Si l’idée de permettre aux enfants de devenir actionnaires semble au premier abord saugrenue, elle fait pourtant aussi son chemin en Europe. Début novembre, le chancelier allemand Friedrich Merz a annoncé souhaiter que les enfants de plus de 6 ans puissent ouvrir un plan d’investissement en Bourse qui serait financé à hauteur de 10 euros par mois par l’État. Et ce projet qui pourrait voir le jour dès 2027 permettrait à chaque petit Allemand de posséder plus de 2 000 euros sur son compte à ses 18 ans et qui serait exclusivement dédiés à financer leur retraite.
Les Français encore peu exposés à la Bourse
Pendant ce temps-là, dans l’Hexagone, c’est Gabriel Attal qui a mis cette question sur la table. Début novembre, l’ancien Premier ministre a proposé que l’État développe un livret pour chaque enfant dans lequel l’État donnerait 1 000 euros bloqués, dès leur naissance, et jusqu’à leurs 18 ans. Pendant ce temps, cette épargne serait placée dans un fonds d’investissement spécialement créé et géré par l’État. Cette enveloppe ne serait pas uniquement exposée à la Bourse, contrairement aux projets allemands et américains, mais elle constituerait un bouleversement dans les habitudes des Français quant à leur épargne.

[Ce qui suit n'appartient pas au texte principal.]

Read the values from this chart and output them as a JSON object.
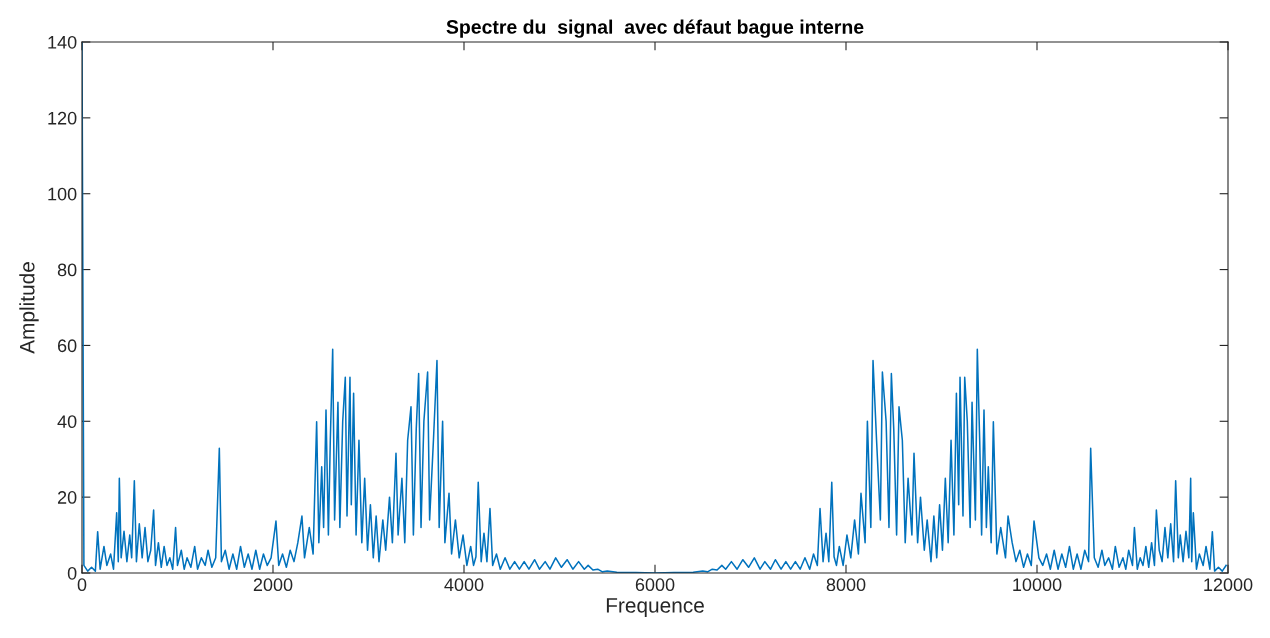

Car aujourd’hui les parents peuvent ouvrir un compte titre pour leur enfant mais cette enveloppe ne présente pas d’avantage fiscal contrairement au Livret A ou à l’assurance-vie. Un manque d’attractivité qui explique, peut-être, pourquoi la population française est peu exposée à la Bourse. À peine plus de 300 milliards sont investis en Bourse sur les plus de 6 000 milliards d’euros d’épargne des Français selon la Banque de France. Et cet argent est concentré entre quelques mains seulement, puisque seuls 6 % des épargnants tricolores détiennent des actions au travers d’un compte titre ou d’un Plan épargne en actions. A titre de comparaison, 17 % des Allemands possèdent des actions et ce taux monte à 62 % aux Etats-Unis.